Professor Khanjan Mehta
14 February 2020
Blog Post #4
Based on your life experience, skills and interests, what would a design process that is both uniquely yours and effective look like?
One design process would be to create a study that works toward research in our project of addressing malnutrition in children under the age of five years old. These research designs would contribute to background, purpose of research, questions and hypothesis; our design would provide information on reliability and validity on each measure based on data. In addition, our project would contribute to taste-testing, sampling or recruiting participants, and making sure we have the right supplements/ingredients for our recipes.
Identify your three most important stakeholders and list five UNIQUE attributes for each one of them.
- Mothers and their Children:
- Will be the ones using our product the most, even though it’s available to everyone in Sierra Leone
- Their feedback will be most important
- Greatest need for product
- Their feedback will help us make ingredient choices and create successful business and marketing plans
- Main drive/motivation behind our entire project
- Mothers with children will be approached and asked if they are interested in participating in our research
- Children are critical to our research because they are the target audience of the products
- Will be selling our product and getting it out into the market
- Will be our partners in this venture
- Are going to help a lot in marketing the product
- The vendors will be those who are responsible for integrating our product into the village’s culture
- They will be the image of our product when mothers buy them
- Will be making our product before it goes to be sold
- Partnership with them is one of the most valuable because without them, we can’t move forward in our venture at all
- Provide them with our ingredients/recipes/preservatives
- Our best insight on local cuisine and our first impression of the products; they legitimize the cultural immersion we are trying to instill with our project
- Responsible for the quality control of the product
Identify three ways in which you will validate your project concept, technology, usability, and business model.
Three ways in which we will validate our project concept is through the usage of human subjects research– provide information on the reliability and validity of each measure. We will have references or results prior to each measure; and we will work towards stating the details of the statistical or qualitative analysis that we will use to analyze this data.
- We will have a questionnaire that we will use for mothers in Sierra Leone that will be used to get a better understanding of their family’s daily lives and whether they would buy our products. The questionnaire will give us feedback on the recipes.
- Taste-Testing: During each interview, we will ask participants’ children to try our three products. For the children, we will observe their facial expression and reaction to each food. For children 18 months and younger, we will rely on behavioral observations and the help of their mothers to gauge whether or not they like each food they try.
- Our plan is to recruit participants through the help of World Hope International (WHI), a non-profit organization located in Makeni, Sierra Leone. We have worked most closely with Allieu Bangura, Global Director of Health and Nutrition at WHI. The pre-established relationship will help us build trust with members of the community. WHI and previous student researchers in Sierra Leone have recommended that this be our plan for recruiting participants, and they have explained that this is the most effective way to interact with people in Sierra Leone.

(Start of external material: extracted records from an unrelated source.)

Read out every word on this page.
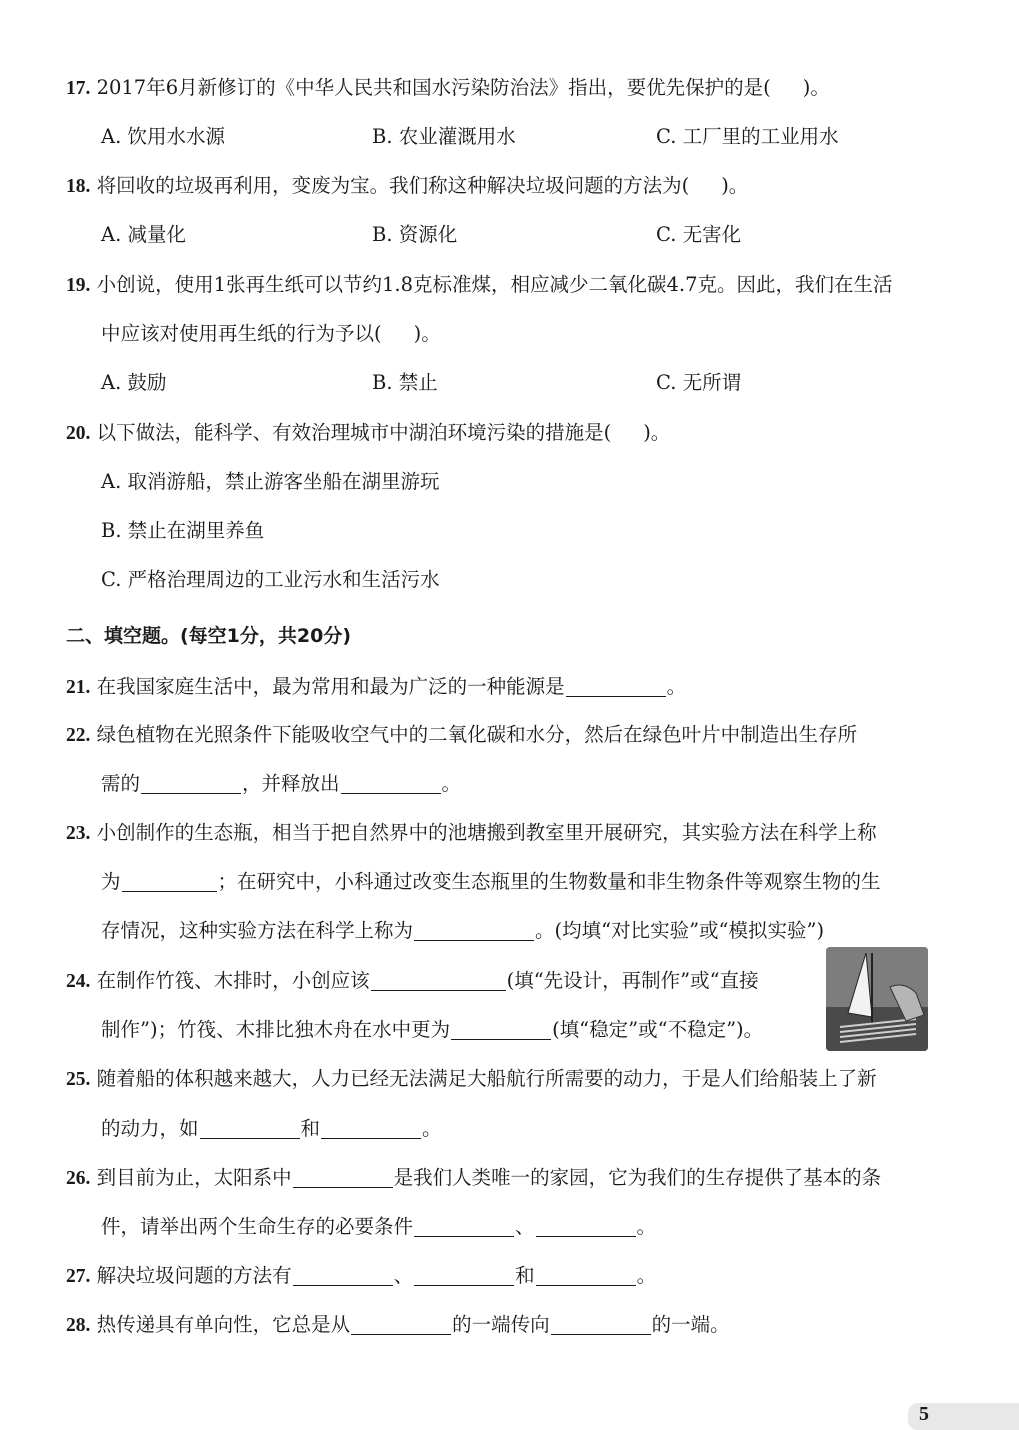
17. 2017年6月新修订的《中华人民共和国水污染防治法》指出，要优先保护的是( )。
A. 饮用水水源	B. 农业灌溉用水	C. 工厂里的工业用水
18. 将回收的垃圾再利用，变废为宝。我们称这种解决垃圾问题的方法为( )。
A. 减量化	B. 资源化	C. 无害化
19. 小创说，使用1张再生纸可以节约1.8克标准煤，相应减少二氧化碳4.7克。因此，我们在生活
中应该对使用再生纸的行为予以( )。
A. 鼓励	B. 禁止	C. 无所谓
20. 以下做法，能科学、有效治理城市中湖泊环境污染的措施是( )。
A. 取消游船，禁止游客坐船在湖里游玩
B. 禁止在湖里养鱼
C. 严格治理周边的工业污水和生活污水
二、填空题。(每空1分，共20分)
21. 在我国家庭生活中，最为常用和最为广泛的一种能源是	。
22. 绿色植物在光照条件下能吸收空气中的二氧化碳和水分，然后在绿色叶片中制造出生存所
需的	，并释放出	。
23. 小创制作的生态瓶，相当于把自然界中的池塘搬到教室里开展研究，其实验方法在科学上称
为	；在研究中，小科通过改变生态瓶里的生物数量和非生物条件等观察生物的生
存情况，这种实验方法在科学上称为	。(均填“对比实验”或“模拟实验”)
24. 在制作竹筏、木排时，小创应该	(填“先设计，再制作”或“直接
制作”)；竹筏、木排比独木舟在水中更为	(填“稳定”或“不稳定”)。
25. 随着船的体积越来越大，人力已经无法满足大船航行所需要的动力，于是人们给船装上了新
的动力，如	和	。
26. 到目前为止，太阳系中	是我们人类唯一的家园，它为我们的生存提供了基本的条
件，请举出两个生命生存的必要条件	、	。
27. 解决垃圾问题的方法有	、	和	。
28. 热传递具有单向性，它总是从	的一端传向	的一端。
5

- Give three examples of something very interesting you learned from a friend that was a completely alien concept to you.

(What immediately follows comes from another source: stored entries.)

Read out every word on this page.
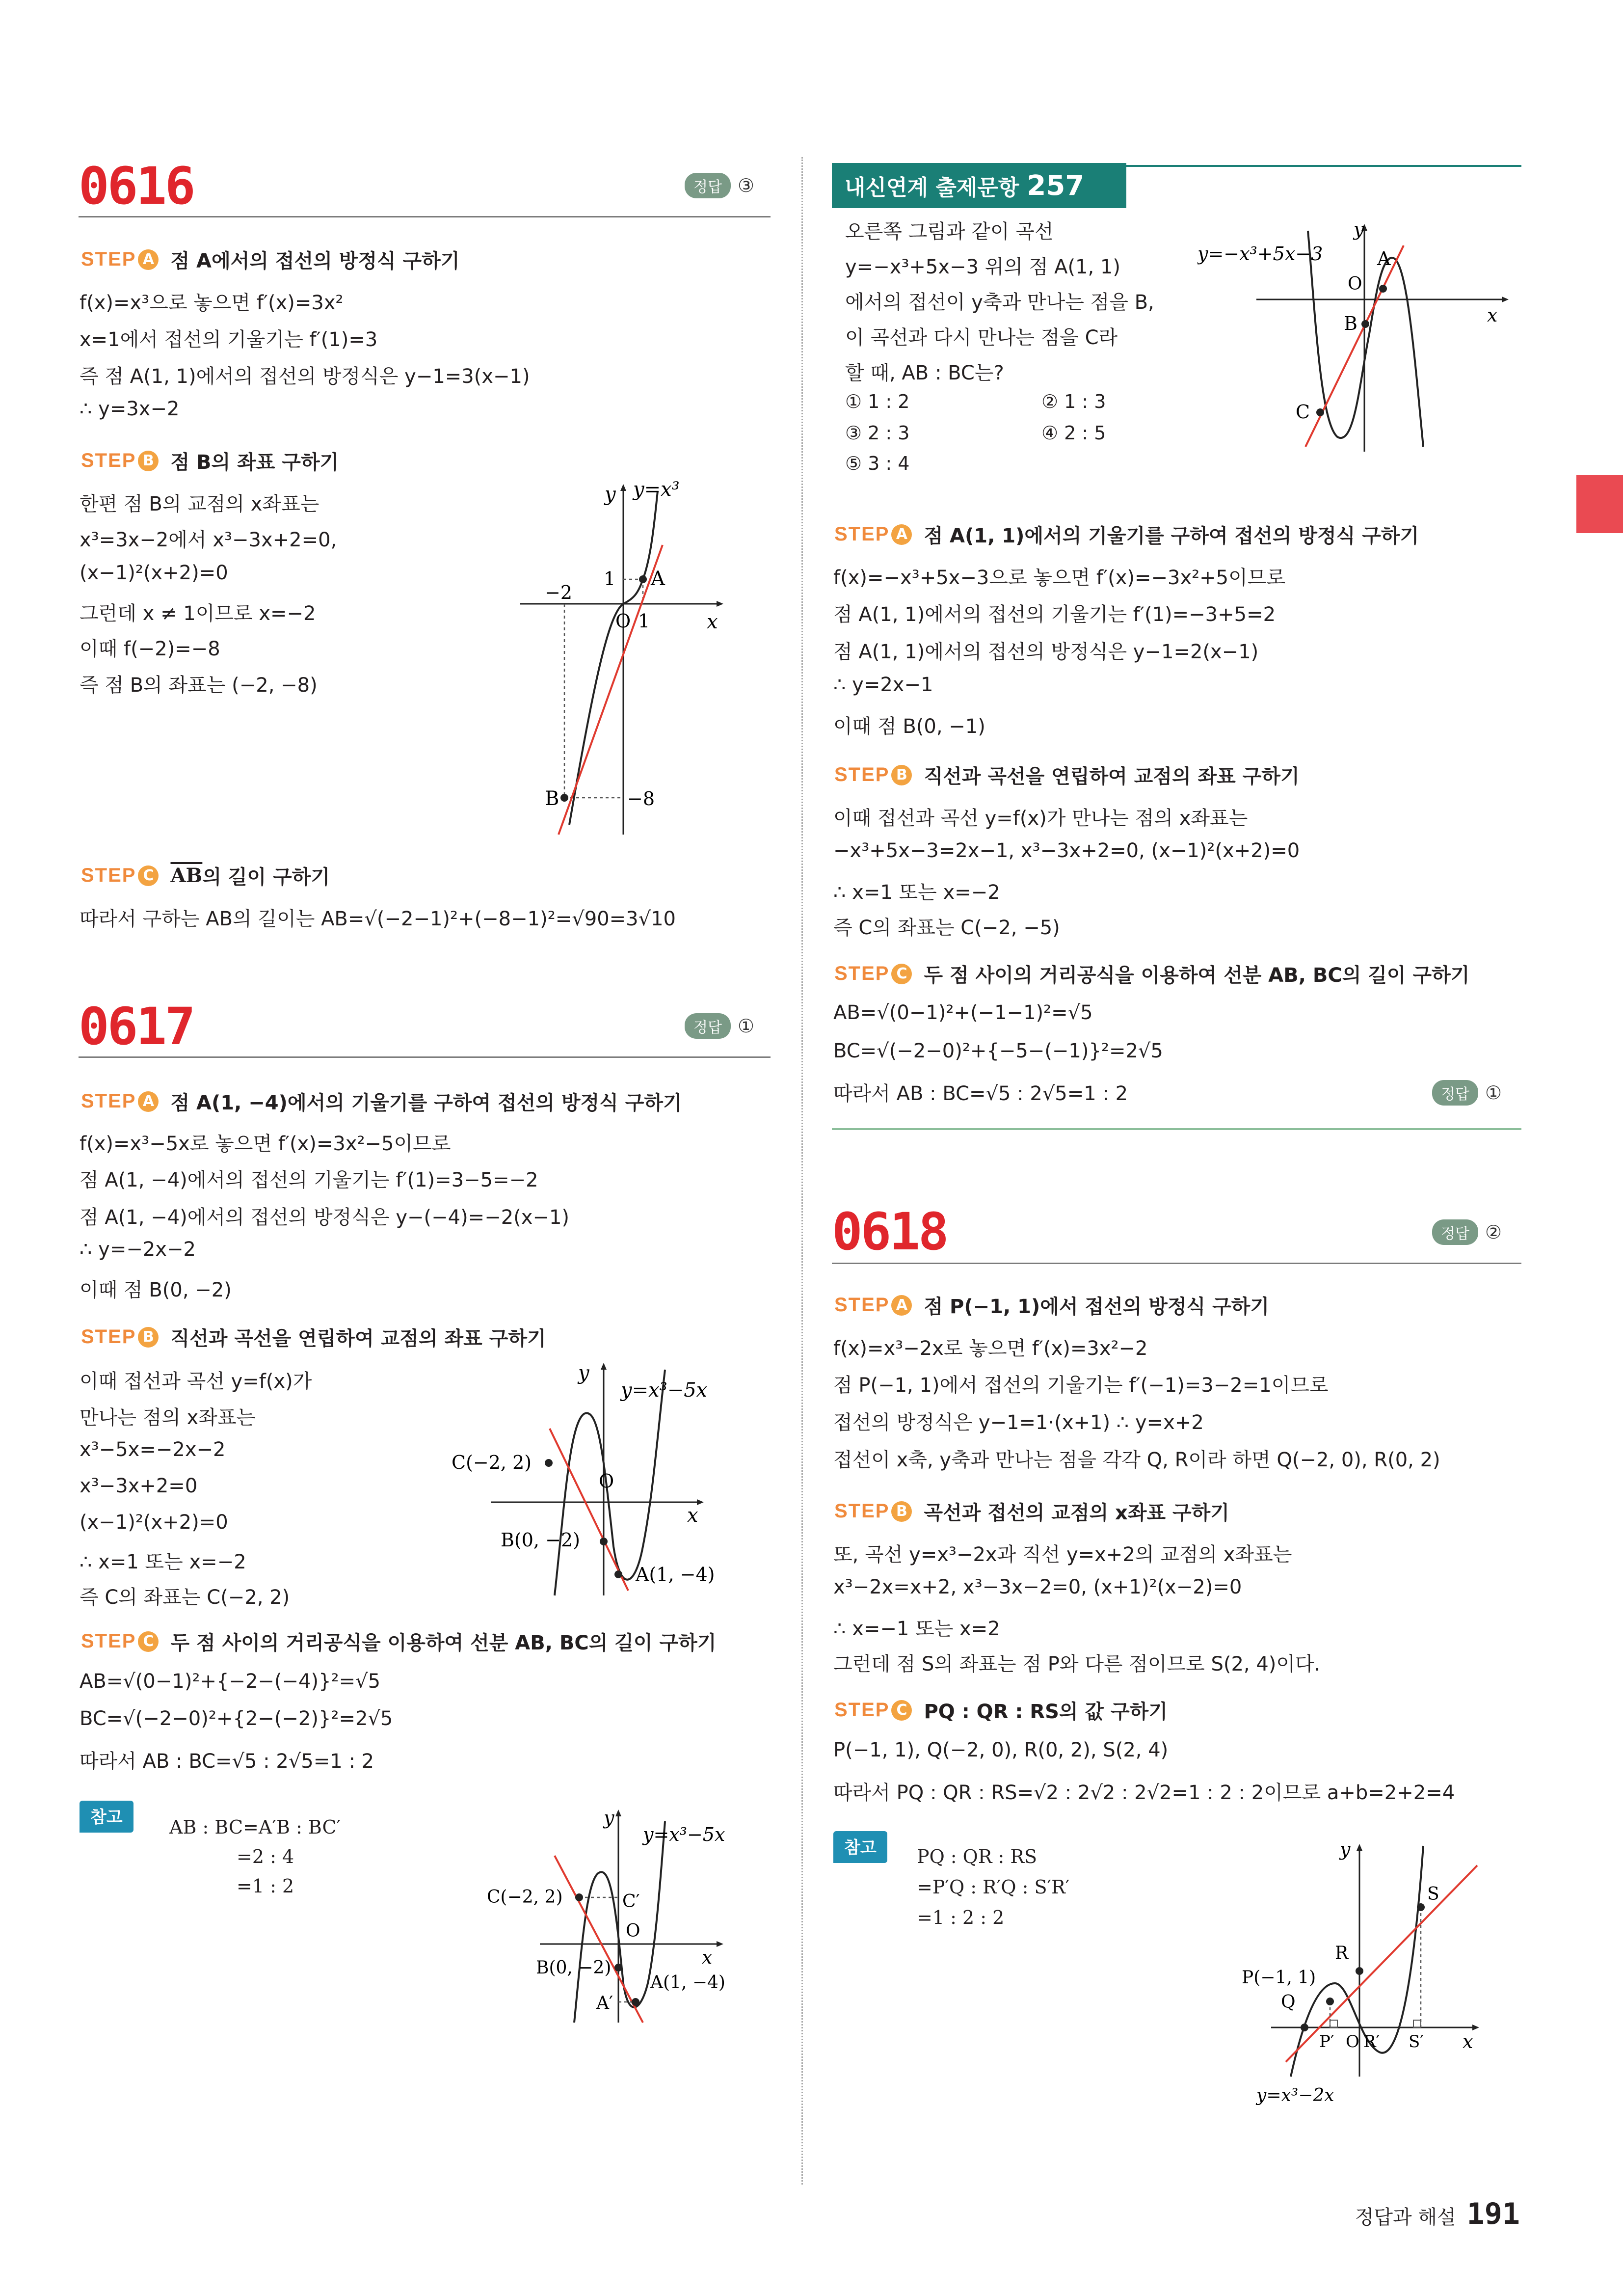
0616	정답 ③
STEP A 점 A에서의 접선의 방정식 구하기
f(x)=x³으로 놓으면 f′(x)=3x²
x=1에서 접선의 기울기는 f′(1)=3
즉 점 A(1, 1)에서의 접선의 방정식은 y−1=3(x−1)
∴ y=3x−2
STEP B 점 B의 좌표 구하기
한편 점 B의 교점의 x좌표는
x³=3x−2에서 x³−3x+2=0,
(x−1)²(x+2)=0
그런데 x ≠ 1이므로 x=−2
이때 f(−2)=−8
즉 점 B의 좌표는 (−2, −8)
y=x³
y
x
O 1
1
−2
−8
A
B
STEP C $\overline{AB}$ 의 길이 구하기
따라서 구하는 AB의 길이는 AB=√(−2−1)²+(−8−1)²=√90=3√10
0617	정답 ①
STEP A 점 A(1, −4)에서의 기울기를 구하여 접선의 방정식 구하기
f(x)=x³−5x로 놓으면 f′(x)=3x²−5이므로
점 A(1, −4)에서의 접선의 기울기는 f′(1)=3−5=−2
점 A(1, −4)에서의 접선의 방정식은 y−(−4)=−2(x−1)
∴ y=−2x−2
이때 점 B(0, −2)
STEP B 직선과 곡선을 연립하여 교점의 좌표 구하기
이때 접선과 곡선 y=f(x)가
만나는 점의 x좌표는
x³−5x=−2x−2
x³−3x+2=0
(x−1)²(x+2)=0
∴ x=1 또는 x=−2
즉 C의 좌표는 C(−2, 2)
y=x³−5x
y
x
O
C(−2, 2)
B(0, −2)
A(1, −4)
STEP C 두 점 사이의 거리공식을 이용하여 선분 AB, BC의 길이 구하기
AB=√(0−1)²+{−2−(−4)}²=√5
BC=√(−2−0)²+{2−(−2)}²=2√5
따라서 AB : BC=√5 : 2√5=1 : 2
참고	AB : BC=A′B : BC′
=2 : 4
=1 : 2
y=x³−5x
y
x
O
C(−2, 2)	C′
B(0, −2)
A(1, −4)
A′
내신연계 출제문항 257
오른쪽 그림과 같이 곡선
y=−x³+5x−3 위의 점 A(1, 1)
에서의 접선이 y축과 만나는 점을 B,
이 곡선과 다시 만나는 점을 C라
할 때, AB : BC는?
① 1 : 2	② 1 : 3
③ 2 : 3	④ 2 : 5
⑤ 3 : 4
y=−x³+5x−3
y
x
O
A
B
C
STEP A 점 A(1, 1)에서의 기울기를 구하여 접선의 방정식 구하기
f(x)=−x³+5x−3으로 놓으면 f′(x)=−3x²+5이므로
점 A(1, 1)에서의 접선의 기울기는 f′(1)=−3+5=2
점 A(1, 1)에서의 접선의 방정식은 y−1=2(x−1)
∴ y=2x−1
이때 점 B(0, −1)
STEP B 직선과 곡선을 연립하여 교점의 좌표 구하기
이때 접선과 곡선 y=f(x)가 만나는 점의 x좌표는
−x³+5x−3=2x−1, x³−3x+2=0, (x−1)²(x+2)=0
∴ x=1 또는 x=−2
즉 C의 좌표는 C(−2, −5)
STEP C 두 점 사이의 거리공식을 이용하여 선분 AB, BC의 길이 구하기
AB=√(0−1)²+(−1−1)²=√5
BC=√(−2−0)²+{−5−(−1)}²=2√5
따라서 AB : BC=√5 : 2√5=1 : 2	정답 ①
0618	정답 ②
STEP A 점 P(−1, 1)에서 접선의 방정식 구하기
f(x)=x³−2x로 놓으면 f′(x)=3x²−2
점 P(−1, 1)에서 접선의 기울기는 f′(−1)=3−2=1이므로
접선의 방정식은 y−1=1·(x+1) ∴ y=x+2
접선이 x축, y축과 만나는 점을 각각 Q, R이라 하면 Q(−2, 0), R(0, 2)
STEP B 곡선과 접선의 교점의 x좌표 구하기
또, 곡선 y=x³−2x과 직선 y=x+2의 교점의 x좌표는
x³−2x=x+2, x³−3x−2=0, (x+1)²(x−2)=0
∴ x=−1 또는 x=2
그런데 점 S의 좌표는 점 P와 다른 점이므로 S(2, 4)이다.
STEP C PQ : QR : RS의 값 구하기
P(−1, 1), Q(−2, 0), R(0, 2), S(2, 4)
따라서 PQ : QR : RS=√2 : 2√2 : 2√2=1 : 2 : 2이므로 a+b=2+2=4
참고	PQ : QR : RS
=P′Q : R′Q : S′R′
=1 : 2 : 2
y
x
P(−1, 1)
Q
R
S
P′ O R′ S′
y=x³−2x
정답과 해설 191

- Perspective: Learning to adapt in a foreign country
- Although I was born in the United States, at the age of four, my parents and I moved to Mexico. I lived in Mexico for three years– I went to school here and learned to adapt to my own environment through communicating with adults and other children my age in school. By the time I turned seven, I moved back to the United States, where I had to learn to adapt to my new environment. Although it was a complete culture shock, I eventually learned to speak English through communicating with friends who taught me how to read, write and speak. They read books with me and helped me with the English alphabet. Gradually, my English began to build up, and I learned to interact with other children and adults through the support and help of my friends.
- Idea: When I was five years old, my father taught me how to use cow poop for fertilizers. Growing up in Mexico, my father owned a papaya farm, where he used plenty of cow and horse poop to fertilize the soil in order to raise his crops. He taught me how to fertilize fields and harvest through strange methods, as well as how to carefully pick the papayas.
- Religion: Growing up, I did not know much about different cultures and religions. I grew up Christian in Mexico, where I only focused on practicing one specific religion. When I moved to the United States, I learned about the religion of Islam through a Muslim friend. She talked to me about the Qur’an, which is something close to the Bible– something that I too could relate to practicing and reading in my religion. In addition, I learned about their 5 Pillars, which made me think about my own practices as well in the Christian religion. In terms of the 5 Pillars, she taught me about their practices of fasting and Ramadan. I soon began to become more familiar and open-minded about the different civilizations that practice their religions around the world, while growing up in the United States. Today, I am a Religious Studies minor.